Now that their epic 12-year struggle to preserve the regime of Saddam Hussein is nearing its final relegation to the cesspool of history, the forces of Weasel are turning their malevolent attention to the next government of Iraq. The one that will replace Saddam's.
The thrust of their opposition to Iraq's liberation was that Saddam's regime is legitimate. In other words, states are sovereign: no matter what they may do to their people and no matter what future threat they pose to the world (so the theory went),
their rule is legitimate. Only the Security Council of the United Nations can take away this legitimacy and since (under the Weasel interpretation at least) it refused to do so, the liberation of Iraq is illegal. Likewise, it is only the UN that can grant legitimacy to any post-war government of Iraq.
Hence, before anyone had any idea what such a government would look like or how it would behave, the Weasels were already threatening it pre-emptively:
The European Union issued a blunt warning yesterday that it would not finance the reconstruction of Iraq if Washington went to war without a clear mandate from the United Nations.Chris Patten, the European external affairs commissioner, said it would be “very difficult” to convince states already facing a budget crunch that they should spend large sums of money repairing the damage done by America in a conflict they opposed.
Just step back and consider the sheer depravity of this threat and what lies behind it. Be optimistic for a moment. Suppose that sometime soon the murder and the torture and the repression and stagnation in Iraq have come to an end and a new government is trying to rebuild the country and feed the hungry. The Europeans will suddenly find it “very difficult” to help. Why? Well, it's all about legitimacy: Let the new government be as democratic and representative as you like; let it respect human rights and religious freedom and let it achieve prodigies of reconciliation; let it recognise Israel's and Kuwait's right to exist and let it disarm so transparently that Hans Blix completes his work in an afternoon; let it excel in every virtue known to Paris and beyond, and it will avail it nothing. For what the Weasels will find unforgivable about the new Iraqi government has nothing to do with what that government will do or be. It is not really about Iraq at all. It is that the Americans deposed Saddam. For their taint of association with this crime, Chris Patten will withhold aid to the people of Iraq. This is the same Chris Patten, incidentally, who is the principal cheerleader for EU funding of the Palestinian Authority on “humanitarian” grounds, and who scornfully (and successfully) opposed the proposed European Parliament investigation into the use of these funds for terrorism.

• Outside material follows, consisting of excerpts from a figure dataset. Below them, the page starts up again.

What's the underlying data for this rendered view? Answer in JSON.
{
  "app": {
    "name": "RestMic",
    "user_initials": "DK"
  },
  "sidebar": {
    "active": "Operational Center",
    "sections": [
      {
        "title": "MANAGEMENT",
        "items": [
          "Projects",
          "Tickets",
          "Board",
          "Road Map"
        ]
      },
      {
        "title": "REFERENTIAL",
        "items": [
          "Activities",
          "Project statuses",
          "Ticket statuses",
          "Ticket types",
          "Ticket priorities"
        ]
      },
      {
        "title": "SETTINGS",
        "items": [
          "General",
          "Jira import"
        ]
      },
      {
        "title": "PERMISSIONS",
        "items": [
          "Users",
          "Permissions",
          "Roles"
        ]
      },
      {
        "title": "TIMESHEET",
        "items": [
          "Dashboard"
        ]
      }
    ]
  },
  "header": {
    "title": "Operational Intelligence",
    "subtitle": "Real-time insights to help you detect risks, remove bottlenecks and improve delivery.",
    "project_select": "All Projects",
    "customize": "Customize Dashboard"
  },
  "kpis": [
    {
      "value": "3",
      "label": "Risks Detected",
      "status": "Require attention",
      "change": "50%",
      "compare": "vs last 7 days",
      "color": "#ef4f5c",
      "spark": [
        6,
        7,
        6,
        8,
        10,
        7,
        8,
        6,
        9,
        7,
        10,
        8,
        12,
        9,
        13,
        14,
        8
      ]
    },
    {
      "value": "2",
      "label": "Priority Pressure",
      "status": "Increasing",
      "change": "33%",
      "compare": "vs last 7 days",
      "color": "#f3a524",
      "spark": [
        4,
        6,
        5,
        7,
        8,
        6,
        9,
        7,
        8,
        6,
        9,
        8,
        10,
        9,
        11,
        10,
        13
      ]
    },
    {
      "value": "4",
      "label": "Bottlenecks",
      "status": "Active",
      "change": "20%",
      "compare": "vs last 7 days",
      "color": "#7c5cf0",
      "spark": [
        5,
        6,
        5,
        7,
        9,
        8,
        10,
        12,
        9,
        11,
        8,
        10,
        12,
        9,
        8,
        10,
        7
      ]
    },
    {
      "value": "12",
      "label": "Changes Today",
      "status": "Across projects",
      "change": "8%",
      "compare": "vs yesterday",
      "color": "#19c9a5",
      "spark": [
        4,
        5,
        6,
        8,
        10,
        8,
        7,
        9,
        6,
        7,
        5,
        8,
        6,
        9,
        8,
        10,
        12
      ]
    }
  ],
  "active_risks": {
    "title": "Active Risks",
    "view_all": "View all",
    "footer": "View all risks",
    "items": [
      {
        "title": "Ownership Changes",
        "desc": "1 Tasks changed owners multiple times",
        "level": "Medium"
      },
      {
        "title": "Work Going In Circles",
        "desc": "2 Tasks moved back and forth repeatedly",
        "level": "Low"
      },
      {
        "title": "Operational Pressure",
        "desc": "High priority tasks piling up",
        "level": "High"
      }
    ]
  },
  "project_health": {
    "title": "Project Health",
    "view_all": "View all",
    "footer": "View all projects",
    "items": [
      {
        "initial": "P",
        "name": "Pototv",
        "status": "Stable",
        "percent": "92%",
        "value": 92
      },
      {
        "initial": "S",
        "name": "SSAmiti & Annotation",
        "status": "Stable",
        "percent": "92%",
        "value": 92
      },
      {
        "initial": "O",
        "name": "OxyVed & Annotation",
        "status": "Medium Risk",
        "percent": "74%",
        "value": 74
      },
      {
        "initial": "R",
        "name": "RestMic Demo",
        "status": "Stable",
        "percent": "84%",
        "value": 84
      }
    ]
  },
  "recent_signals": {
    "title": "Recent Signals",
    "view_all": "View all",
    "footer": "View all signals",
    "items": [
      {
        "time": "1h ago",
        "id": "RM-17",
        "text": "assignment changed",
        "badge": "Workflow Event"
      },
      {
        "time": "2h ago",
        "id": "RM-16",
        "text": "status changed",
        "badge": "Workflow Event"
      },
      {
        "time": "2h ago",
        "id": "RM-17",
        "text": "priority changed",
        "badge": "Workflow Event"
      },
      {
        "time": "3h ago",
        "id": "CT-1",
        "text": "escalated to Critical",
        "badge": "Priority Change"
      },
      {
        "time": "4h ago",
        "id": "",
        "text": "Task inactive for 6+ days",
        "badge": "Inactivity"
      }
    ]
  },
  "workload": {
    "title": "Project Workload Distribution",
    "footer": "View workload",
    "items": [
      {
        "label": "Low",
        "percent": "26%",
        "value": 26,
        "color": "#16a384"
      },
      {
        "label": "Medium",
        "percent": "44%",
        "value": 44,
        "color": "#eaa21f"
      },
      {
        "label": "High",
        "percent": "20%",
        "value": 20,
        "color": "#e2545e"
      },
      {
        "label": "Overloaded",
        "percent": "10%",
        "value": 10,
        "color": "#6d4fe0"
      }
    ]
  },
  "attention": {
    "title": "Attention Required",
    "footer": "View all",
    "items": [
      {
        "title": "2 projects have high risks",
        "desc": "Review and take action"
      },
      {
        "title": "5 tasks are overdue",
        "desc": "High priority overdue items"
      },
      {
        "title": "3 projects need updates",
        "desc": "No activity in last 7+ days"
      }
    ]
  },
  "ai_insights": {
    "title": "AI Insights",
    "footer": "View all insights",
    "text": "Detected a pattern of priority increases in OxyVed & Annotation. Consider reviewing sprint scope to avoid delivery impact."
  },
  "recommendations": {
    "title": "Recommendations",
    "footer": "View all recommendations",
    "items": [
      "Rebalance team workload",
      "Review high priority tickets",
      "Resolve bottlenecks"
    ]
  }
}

Will the UN likewise withhold legitimacy? The weasels would certainly have them threaten to:
In the face of continued US reluctance to consider a role for the UN in postwar Iraq, Mr de Villepin insisted that the UN was vital to tackling problems in Iraq, and their repercussions in the region. “The requirement for UN approval is both a principle and a necessity," he said. The US and Britain, above all, would find political cover and legitimacy from the UN necessary in the war's aftermath.
Necessary, why? Because should the Coalition be unwilling to pay the Weasels’ price, the UN will exert its magical prerogative and deny the new Iraqi government legitimacy.
And what is this price? Control:
In the war's aftermath, he accepted that “it is clear that the countries that have taken the lead on the ground may have a special responsibility”. But they should exercise it “under the umbrella of the UN to confer legitimacy”. The UN should approve, even if it did not run, operations in postwar Iraq.
By what right? What will entitle the Weasels and their bloodstained allies, all the tyrants of the world, to control the destiny of the people whose liberation they tried so long and hard to prevent, and for which Coalition soldiers are today fighting and dying?
Fortunately the legitimacy of governments is not really in the gift of the UN. It comes from the consent of the governed. In the long run this is the standard against which it will, in practice, be judged no matter what anyone says. It is a standard against which the United States, but conspicuously not the UN, wants its post-war policy to be judged. The UN is not – or at least not yet – a legitimate or honest judge. But whether the UN in future can find a role in a world order based on that criterion of legitimacy, or whether, alternatively, it continues to be a major obstacle to the creation of such a world, is the standard against which the UN must itself be judged.
UPDATE: The Emperor Misha has graciously noticed our humble remarks and has proposed that, consequently, as the war draws to a close, the Weasels would be better renamed "The Axis of Vulture". Good point.
FURTHER UPDATE: The Vultures are squawking louder.